By Ben Rooney, CNNMoney.com staff writer
May 8, 2008
NEW YORK (CNNMoney.com) -- Rates on 30-year mortgages edged lower this week but remained above 6% as signs of economic stability overshadowed continued weakness in the housing market.
Mortgage giant Freddie Mac (FRE, Fortune 500) reported Thursday that 30-year fixed-rate mortgages averaged 6.05% this week, down slightly from 6.06% last week.
The Labor Department said last week that employers trimmed 20,000 jobs in April and the unemployment rate fell slightly to 5% from 5.1%. Economists had expected a loss of 75,000 jobs and forecast the unemployment rate to expand to 5.2%.
Reports on the manufacturing and service sectors also showed surprisingly robust activity last week, suggesting the economy could be recovering.
Despite the unexpected signs of improvement, Nothaft points out that homeownership has declined so far this year.
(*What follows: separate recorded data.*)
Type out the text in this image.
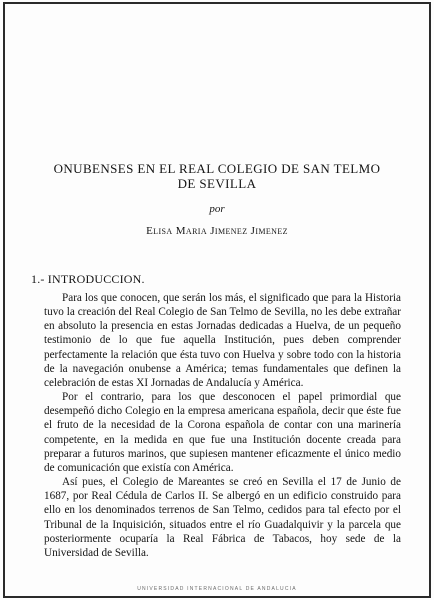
ONUBENSES EN EL REAL COLEGIO DE SAN TELMO
DE SEVILLA
por
Elisa Maria Jimenez Jimenez
1.- INTRODUCCION.

Para los que conocen, que serán los más, el significado que para la Historia tuvo la creación del Real Colegio de San Telmo de Sevilla, no les debe extrañar en absoluto la presencia en estas Jornadas dedicadas a Huelva, de un pequeño testimonio de lo que fue aquella Institución, pues deben comprender perfectamente la relación que ésta tuvo con Huelva y sobre todo con la historia de la navegación onubense a América; temas fundamentales que definen la celebración de estas XI Jornadas de Andalucía y América.

Por el contrario, para los que desconocen el papel primordial que desempeñó dicho Colegio en la empresa americana española, decir que éste fue el fruto de la necesidad de la Corona española de contar con una marinería competente, en la medida en que fue una Institución docente creada para preparar a futuros marinos, que supiesen mantener eficazmente el único medio de comunicación que existía con América.

Así pues, el Colegio de Mareantes se creó en Sevilla el 17 de Junio de 1687, por Real Cédula de Carlos II. Se albergó en un edificio construido para ello en los denominados terrenos de San Telmo, cedidos para tal efecto por el Tribunal de la Inquisición, situados entre el río Guadalquivir y la parcela que posteriormente ocuparía la Real Fábrica de Tabacos, hoy sede de la Universidad de Sevilla.

UNIVERSIDAD INTERNACIONAL DE ANDALUCIA
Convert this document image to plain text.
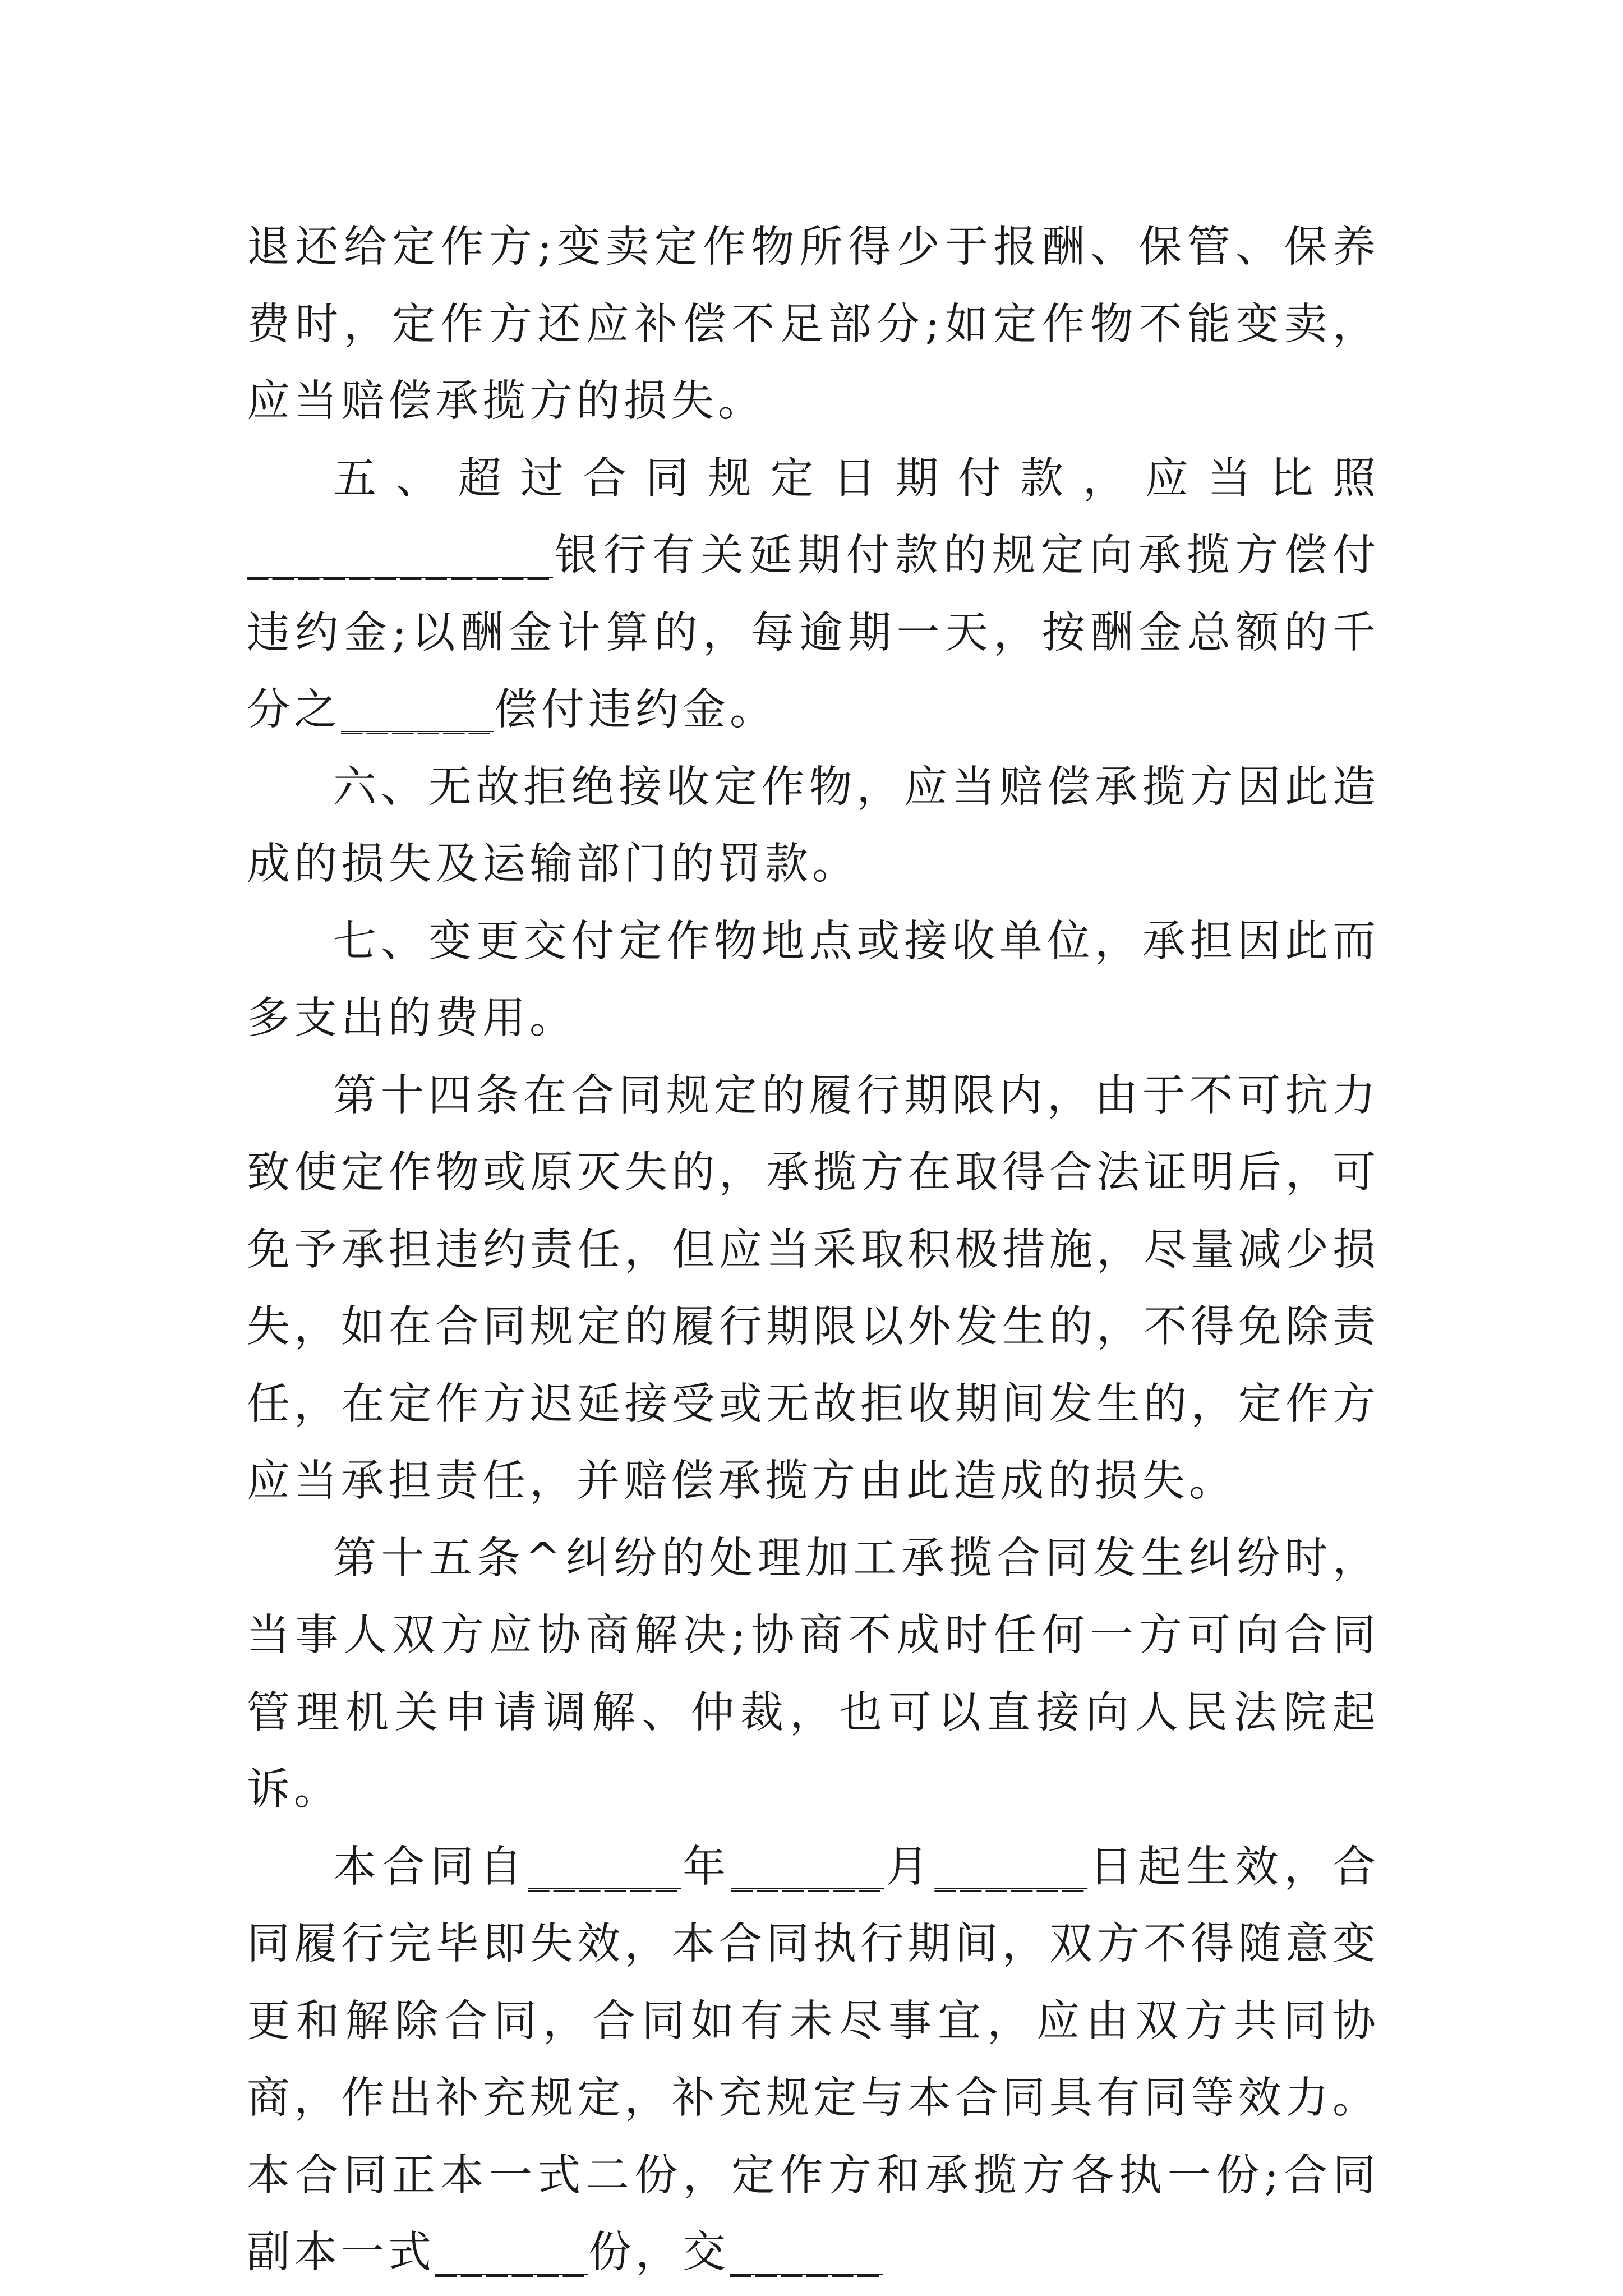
退还给定作方;变卖定作物所得少于报酬、保管、保养费时，定作方还应补偿不足部分;如定作物不能变卖，应当赔偿承揽方的损失。

五、超过合同规定日期付款，应当比照____________银行有关延期付款的规定向承揽方偿付违约金;以酬金计算的，每逾期一天，按酬金总额的千分之______偿付违约金。

六、无故拒绝接收定作物，应当赔偿承揽方因此造成的损失及运输部门的罚款。

七、变更交付定作物地点或接收单位，承担因此而多支出的费用。

第十四条在合同规定的履行期限内，由于不可抗力致使定作物或原灭失的，承揽方在取得合法证明后，可免予承担违约责任，但应当采取积极措施，尽量减少损失，如在合同规定的履行期限以外发生的，不得免除责任，在定作方迟延接受或无故拒收期间发生的，定作方应当承担责任，并赔偿承揽方由此造成的损失。

第十五条^纠纷的处理加工承揽合同发生纠纷时，当事人双方应协商解决;协商不成时任何一方可向合同管理机关申请调解、仲裁，也可以直接向人民法院起诉。

本合同自______年______月______日起生效，合同履行完毕即失效，本合同执行期间，双方不得随意变更和解除合同，合同如有未尽事宜，应由双方共同协商，作出补充规定，补充规定与本合同具有同等效力。本合同正本一式二份，定作方和承揽方各执一份;合同副本一式______份，交______
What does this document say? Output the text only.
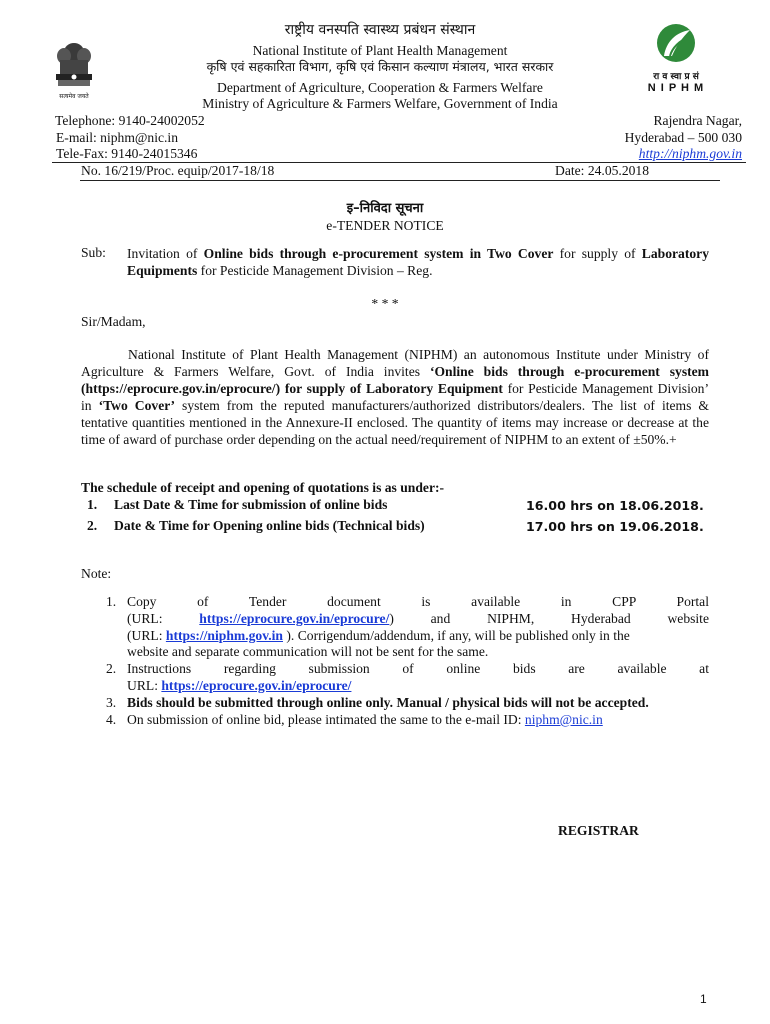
सत्यमेव जयते
रा व स्वा प्र सं
N I P H M
राष्ट्रीय वनस्पति स्वास्थ्य प्रबंधन संस्थान
National Institute of Plant Health Management
कृषि एवं सहकारिता विभाग, कृषि एवं किसान कल्याण मंत्रालय, भारत सरकार
Department of Agriculture, Cooperation & Farmers Welfare
Ministry of Agriculture & Farmers Welfare, Government of India
Telephone: 9140-24002052
E-mail: niphm@nic.in
Tele-Fax: 9140-24015346
Rajendra Nagar,
Hyderabad – 500 030
http://niphm.gov.in
No. 16/219/Proc. equip/2017-18/18	Date: 24.05.2018
इ–निविदा सूचना
e-TENDER NOTICE
Sub: Invitation of Online bids through e-procurement system in Two Cover for supply of Laboratory Equipments for Pesticide Management Division – Reg.
* * *
Sir/Madam,
National Institute of Plant Health Management (NIPHM) an autonomous Institute under Ministry of Agriculture & Farmers Welfare, Govt. of India invites ‘Online bids through e-procurement system (https://eprocure.gov.in/eprocure/) for supply of Laboratory Equipment for Pesticide Management Division’ in ‘Two Cover’ system from the reputed manufacturers/authorized distributors/dealers. The list of items & tentative quantities mentioned in the Annexure-II enclosed. The quantity of items may increase or decrease at the time of award of purchase order depending on the actual need/requirement of NIPHM to an extent of ±50%.+
The schedule of receipt and opening of quotations is as under:-
1. Last Date & Time for submission of online bids	16.00 hrs on 18.06.2018.
2. Date & Time for Opening online bids (Technical bids)	17.00 hrs on 19.06.2018.
Note:
1. Copy of Tender document is available in CPP Portal
(URL: https://eprocure.gov.in/eprocure/) and NIPHM, Hyderabad website
(URL: https://niphm.gov.in ). Corrigendum/addendum, if any, will be published only in the
website and separate communication will not be sent for the same.
2. Instructions regarding submission of online bids are available at
URL: https://eprocure.gov.in/eprocure/
3. Bids should be submitted through online only. Manual / physical bids will not be accepted.
4. On submission of online bid, please intimated the same to the e-mail ID: niphm@nic.in
REGISTRAR
1
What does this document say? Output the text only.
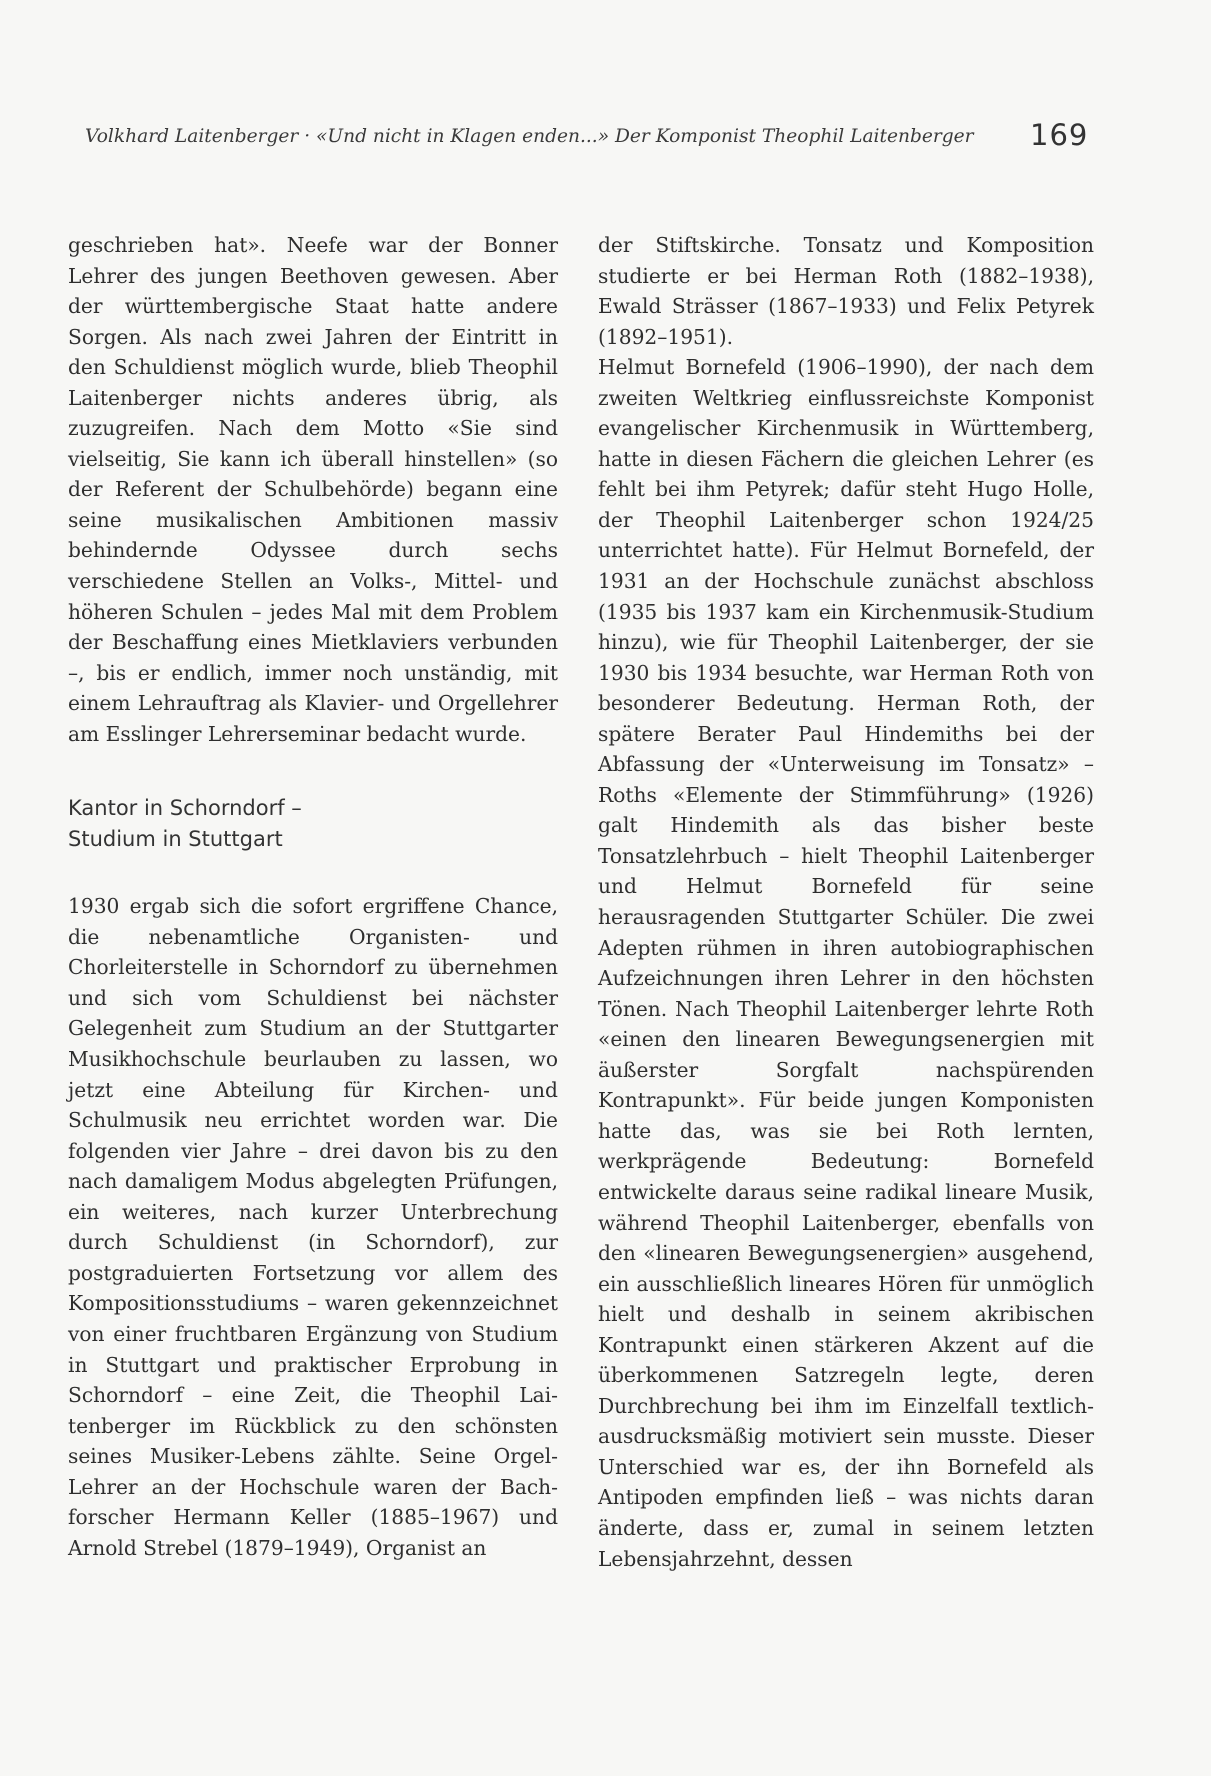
Volkhard Laitenberger · «Und nicht in Klagen enden...» Der Komponist Theophil Laitenberger	169

geschrieben hat». Neefe war der Bonner Lehrer des jungen Beethoven gewesen. Aber der württembergische Staat hatte andere Sorgen. Als nach zwei Jahren der Eintritt in den Schuldienst möglich wurde, blieb Theophil Laitenberger nichts anderes übrig, als zuzugreifen. Nach dem Motto «Sie sind vielseitig, Sie kann ich überall hinstellen» (so der Referent der Schulbehörde) begann eine seine musikalischen Ambitionen massiv behindernde Odyssee durch sechs verschiedene Stellen an Volks-, Mittel- und höheren Schulen – jedes Mal mit dem Problem der Beschaffung eines Mietklaviers verbunden –, bis er endlich, immer noch unständig, mit einem Lehrauftrag als Klavier- und Orgellehrer am Esslinger Lehrerseminar bedacht wurde.

Kantor in Schorndorf –
Studium in Stuttgart

1930 ergab sich die sofort ergriffene Chance, die nebenamtliche Organisten- und Chorleiterstelle in Schorndorf zu übernehmen und sich vom Schuldienst bei nächster Gelegenheit zum Studium an der Stuttgarter Musikhochschule beurlauben zu lassen, wo jetzt eine Abteilung für Kirchen- und Schulmusik neu errichtet worden war. Die folgenden vier Jahre – drei davon bis zu den nach damaligem Modus abgelegten Prüfungen, ein weiteres, nach kurzer Unterbrechung durch Schuldienst (in Schorndorf), zur postgraduierten Fortsetzung vor allem des Kompositionsstudiums – waren gekennzeichnet von einer fruchtbaren Ergänzung von Studium in Stuttgart und praktischer Erprobung in Schorndorf – eine Zeit, die Theophil Laitenberger im Rückblick zu den schönsten seines Musiker-Lebens zählte. Seine Orgel-Lehrer an der Hochschule waren der Bachforscher Hermann Keller (1885–1967) und Arnold Strebel (1879–1949), Organist an

der Stiftskirche. Tonsatz und Komposition studierte er bei Herman Roth (1882–1938), Ewald Strässer (1867–1933) und Felix Petyrek (1892–1951).

Helmut Bornefeld (1906–1990), der nach dem zweiten Weltkrieg einflussreichste Komponist evangelischer Kirchenmusik in Württemberg, hatte in diesen Fächern die gleichen Lehrer (es fehlt bei ihm Petyrek; dafür steht Hugo Holle, der Theophil Laitenberger schon 1924/25 unterrichtet hatte). Für Helmut Bornefeld, der 1931 an der Hochschule zunächst abschloss (1935 bis 1937 kam ein Kirchenmusik-Studium hinzu), wie für Theophil Laitenberger, der sie 1930 bis 1934 besuchte, war Herman Roth von besonderer Bedeutung. Herman Roth, der spätere Berater Paul Hindemiths bei der Abfassung der «Unterweisung im Tonsatz» – Roths «Elemente der Stimmführung» (1926) galt Hindemith als das bisher beste Tonsatzlehrbuch – hielt Theophil Laitenberger und Helmut Bornefeld für seine herausragenden Stuttgarter Schüler. Die zwei Adepten rühmen in ihren autobiographischen Aufzeichnungen ihren Lehrer in den höchsten Tönen. Nach Theophil Laitenberger lehrte Roth «einen den linearen Bewegungsenergien mit äußerster Sorgfalt nachspürenden Kontrapunkt». Für beide jungen Komponisten hatte das, was sie bei Roth lernten, werkprägende Bedeutung: Bornefeld entwickelte daraus seine radikal lineare Musik, während Theophil Laitenberger, ebenfalls von den «linearen Bewegungsenergien» ausgehend, ein ausschließlich lineares Hören für unmöglich hielt und deshalb in seinem akribischen Kontrapunkt einen stärkeren Akzent auf die überkommenen Satzregeln legte, deren Durchbrechung bei ihm im Einzelfall textlich-ausdrucksmäßig motiviert sein musste. Dieser Unterschied war es, der ihn Bornefeld als Antipoden empfinden ließ – was nichts daran änderte, dass er, zumal in seinem letzten Lebensjahrzehnt, dessen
"The housing market is still struggling amid falling house prices and stricter lending standards. Coupled with higher delinquency and foreclosure rates, a smaller share of families own their homes this year," he said.
Rates on other types of mortgages were mixed.
Freddie Mac said 15-year fixed-rate loans averaged 5.60%, up slightly from 5.59% last week. A year ago, the 15-year rate averaged 5.92%.
Rates on five-year adjustable-rate mortgages (ARMs) averaged 5.67%, down from 5.73% last week. A year ago, the 5-year rate averaged 5.92%.
One-year Treasury-indexed ARMs averaged 5.29%, unchanged from the last two weeks. At this time a year ago, the 1-year ARM averaged 5.48%.